The upgraded equipment will help scientists conduct faster surveys of the sky and will provide an ability to scan the Milky Way’s disk and bulge in unparalleled detail.
The Australian radio telescope facility has been listening for ETI activity for Breakthrough Listen since 2016.
Before the installation of the improved equipment, astronomers at Parkes could only survey a small area of space that is made up of mostly of stars within a few light-years of Earth.
Now, the survey has been expanded to cover a much larger band of the Milky Way visible from the site and focus on millions of stars to look for signs of ETI.
The Breakthrough Initiatives are, according to their website… “A program of scientific and technological exploration, probing the big questions of life in the Universe: Are we alone? Are there habitable worlds in our galactic neighborhood? Can we make the great leap to the stars? And can we think and act together – as one world in the cosmos?”

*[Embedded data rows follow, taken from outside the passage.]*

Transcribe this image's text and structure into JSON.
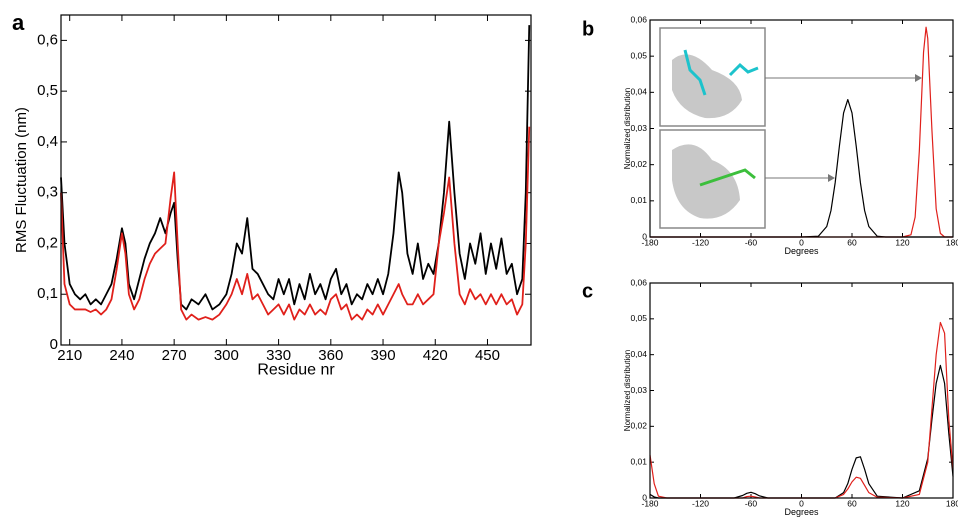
{
  "chart_data": [
    {
      "type": "line",
      "panel": "a",
      "xlabel": "Residue nr",
      "ylabel": "RMS Fluctuation (nm)",
      "xlim": [
        205,
        475
      ],
      "ylim": [
        0,
        0.65
      ],
      "xticks": [
        210,
        240,
        270,
        300,
        330,
        360,
        390,
        420,
        450
      ],
      "yticks": [
        0,
        {
          "value": 0.1,
          "label": "0,1"
        },
        {
          "value": 0.2,
          "label": "0,2"
        },
        {
          "value": 0.3,
          "label": "0,3"
        },
        {
          "value": 0.4,
          "label": "0,4"
        },
        {
          "value": 0.5,
          "label": "0,5"
        },
        {
          "value": 0.6,
          "label": "0,6"
        }
      ],
      "x": [
        205,
        207,
        210,
        213,
        216,
        219,
        222,
        225,
        228,
        231,
        234,
        237,
        240,
        242,
        244,
        247,
        250,
        253,
        256,
        259,
        262,
        265,
        268,
        270,
        272,
        274,
        277,
        280,
        284,
        288,
        292,
        296,
        300,
        303,
        306,
        309,
        312,
        315,
        318,
        321,
        324,
        327,
        330,
        333,
        336,
        339,
        342,
        345,
        348,
        351,
        354,
        357,
        360,
        363,
        366,
        369,
        372,
        375,
        378,
        381,
        384,
        387,
        390,
        393,
        396,
        399,
        401,
        404,
        407,
        410,
        413,
        416,
        419,
        422,
        425,
        428,
        431,
        434,
        437,
        440,
        443,
        446,
        449,
        452,
        455,
        458,
        461,
        464,
        467,
        470,
        472,
        474
      ],
      "series": [
        {
          "color": "#000000",
          "values": [
            0.33,
            0.2,
            0.12,
            0.1,
            0.09,
            0.1,
            0.08,
            0.09,
            0.08,
            0.1,
            0.12,
            0.17,
            0.23,
            0.2,
            0.12,
            0.09,
            0.13,
            0.17,
            0.2,
            0.22,
            0.25,
            0.22,
            0.26,
            0.28,
            0.17,
            0.08,
            0.07,
            0.09,
            0.08,
            0.1,
            0.07,
            0.08,
            0.1,
            0.14,
            0.2,
            0.18,
            0.25,
            0.15,
            0.14,
            0.12,
            0.1,
            0.09,
            0.13,
            0.1,
            0.13,
            0.08,
            0.12,
            0.09,
            0.14,
            0.1,
            0.12,
            0.09,
            0.13,
            0.15,
            0.1,
            0.12,
            0.08,
            0.1,
            0.09,
            0.12,
            0.1,
            0.13,
            0.1,
            0.14,
            0.22,
            0.34,
            0.3,
            0.18,
            0.14,
            0.2,
            0.13,
            0.16,
            0.14,
            0.2,
            0.3,
            0.44,
            0.3,
            0.18,
            0.13,
            0.2,
            0.16,
            0.22,
            0.14,
            0.2,
            0.15,
            0.21,
            0.14,
            0.16,
            0.1,
            0.13,
            0.3,
            0.63
          ]
        },
        {
          "color": "#e0201b",
          "values": [
            0.3,
            0.12,
            0.08,
            0.07,
            0.07,
            0.07,
            0.065,
            0.07,
            0.06,
            0.07,
            0.09,
            0.15,
            0.22,
            0.18,
            0.1,
            0.07,
            0.09,
            0.13,
            0.16,
            0.18,
            0.19,
            0.2,
            0.29,
            0.34,
            0.2,
            0.07,
            0.05,
            0.06,
            0.05,
            0.055,
            0.05,
            0.06,
            0.08,
            0.1,
            0.13,
            0.1,
            0.14,
            0.09,
            0.1,
            0.08,
            0.06,
            0.07,
            0.08,
            0.06,
            0.08,
            0.05,
            0.07,
            0.06,
            0.08,
            0.06,
            0.07,
            0.06,
            0.09,
            0.1,
            0.07,
            0.08,
            0.05,
            0.06,
            0.05,
            0.07,
            0.06,
            0.08,
            0.06,
            0.08,
            0.1,
            0.12,
            0.1,
            0.08,
            0.08,
            0.1,
            0.08,
            0.09,
            0.1,
            0.2,
            0.26,
            0.33,
            0.2,
            0.1,
            0.08,
            0.11,
            0.09,
            0.1,
            0.08,
            0.1,
            0.08,
            0.1,
            0.08,
            0.09,
            0.06,
            0.08,
            0.2,
            0.43
          ]
        }
      ]
    },
    {
      "type": "line",
      "panel": "b",
      "xlabel": "Degrees",
      "ylabel": "Normalized distribution",
      "xlim": [
        -180,
        180
      ],
      "ylim": [
        0,
        0.06
      ],
      "xticks": [
        -180,
        -120,
        -60,
        0,
        60,
        120,
        180
      ],
      "yticks": [
        0,
        {
          "value": 0.01,
          "label": "0,01"
        },
        {
          "value": 0.02,
          "label": "0,02"
        },
        {
          "value": 0.03,
          "label": "0,03"
        },
        {
          "value": 0.04,
          "label": "0,04"
        },
        {
          "value": 0.05,
          "label": "0,05"
        },
        {
          "value": 0.06,
          "label": "0,06"
        }
      ],
      "x": [
        -180,
        -120,
        -60,
        0,
        20,
        30,
        35,
        40,
        45,
        50,
        55,
        60,
        65,
        70,
        75,
        80,
        90,
        100,
        120,
        130,
        135,
        140,
        145,
        148,
        150,
        155,
        160,
        165,
        170,
        180
      ],
      "series": [
        {
          "color": "#000000",
          "values": [
            0,
            0,
            0,
            0,
            0.0002,
            0.0029,
            0.0073,
            0.015,
            0.0251,
            0.0343,
            0.038,
            0.0343,
            0.0251,
            0.015,
            0.0073,
            0.0029,
            0.0002,
            0,
            0,
            0,
            0,
            0,
            0,
            0,
            0,
            0,
            0,
            0,
            0,
            0
          ]
        },
        {
          "color": "#e0201b",
          "values": [
            0,
            0,
            0,
            0,
            0,
            0,
            0,
            0,
            0,
            0,
            0,
            0,
            0,
            0,
            0,
            0,
            0,
            0,
            0,
            0.0006,
            0.0055,
            0.0238,
            0.0511,
            0.058,
            0.0549,
            0.0294,
            0.0078,
            0.001,
            0,
            0
          ]
        }
      ]
    },
    {
      "type": "line",
      "panel": "c",
      "xlabel": "Degrees",
      "ylabel": "Normalized distribution",
      "xlim": [
        -180,
        180
      ],
      "ylim": [
        0,
        0.06
      ],
      "xticks": [
        -180,
        -120,
        -60,
        0,
        60,
        120,
        180
      ],
      "yticks": [
        0,
        {
          "value": 0.01,
          "label": "0,01"
        },
        {
          "value": 0.02,
          "label": "0,02"
        },
        {
          "value": 0.03,
          "label": "0,03"
        },
        {
          "value": 0.04,
          "label": "0,04"
        },
        {
          "value": 0.05,
          "label": "0,05"
        },
        {
          "value": 0.06,
          "label": "0,06"
        }
      ],
      "x": [
        -180,
        -175,
        -170,
        -160,
        -80,
        -70,
        -65,
        -60,
        -55,
        -50,
        -40,
        40,
        50,
        55,
        60,
        65,
        70,
        75,
        80,
        90,
        120,
        140,
        150,
        155,
        160,
        165,
        170,
        175,
        180
      ],
      "series": [
        {
          "color": "#000000",
          "values": [
            0.001,
            0.0003,
            0,
            0,
            0,
            0.0007,
            0.0013,
            0.0016,
            0.0012,
            0.0006,
            0,
            0,
            0.0015,
            0.004,
            0.008,
            0.0112,
            0.0115,
            0.008,
            0.004,
            0.0005,
            0,
            0.002,
            0.011,
            0.022,
            0.032,
            0.037,
            0.032,
            0.018,
            0.006
          ]
        },
        {
          "color": "#e0201b",
          "values": [
            0.012,
            0.004,
            0.0005,
            0,
            0,
            0,
            0.0004,
            0.0005,
            0.0003,
            0,
            0,
            0,
            0.001,
            0.0025,
            0.0045,
            0.0058,
            0.0055,
            0.0035,
            0.0015,
            0.0002,
            0,
            0.001,
            0.01,
            0.025,
            0.04,
            0.049,
            0.046,
            0.022,
            0.008
          ]
        }
      ]
    }
  ]
}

The ambitious project was announced in July 2015 by Russian billionaire Yuri Milner and the late theoretical physicist and cosmologist Stephen Hawking.
The first two of the four Breakthrough Initiatives to be announced was Breakthrough Listen and Breakthrough Message.
The Breakthrough Listen effort is billed as the most wide-ranging and rigorous search for signs of Extra-Terrestrial-Intelligence that has ever been conducted by the scientific community.
Breakthrough Message was built as worldwide competition offering $1,000,000 in prizes to develop and produce the most appropriate digital messages, representing planet Earth and its people, which might be understood by advanced extra-terrestrial civilizations.
In the spring of 2016, Facebook founder, Mark Zuckerberg joined the organization’s board, which also announced the Breakthrough Starshot project, the third of the four initiatives.
Breakthrough Starshot focuses on creating new technology that would send a fleet of gram-sized, unmanned, ‘nanocraft’ into deep space traveling at a velocity of 20% the speed of light. The organization says they hope to launch a flyby mission to our galactic next-door neighbor, Alpha Centauri, some time within a generation.
Later in 2016, Breakthrough Watch, the fourth initiative was launched. The goals of this project are to develop Earth/space-based technologies that can discover Earth-like planets outside of our solar system and determine if they could harbor life.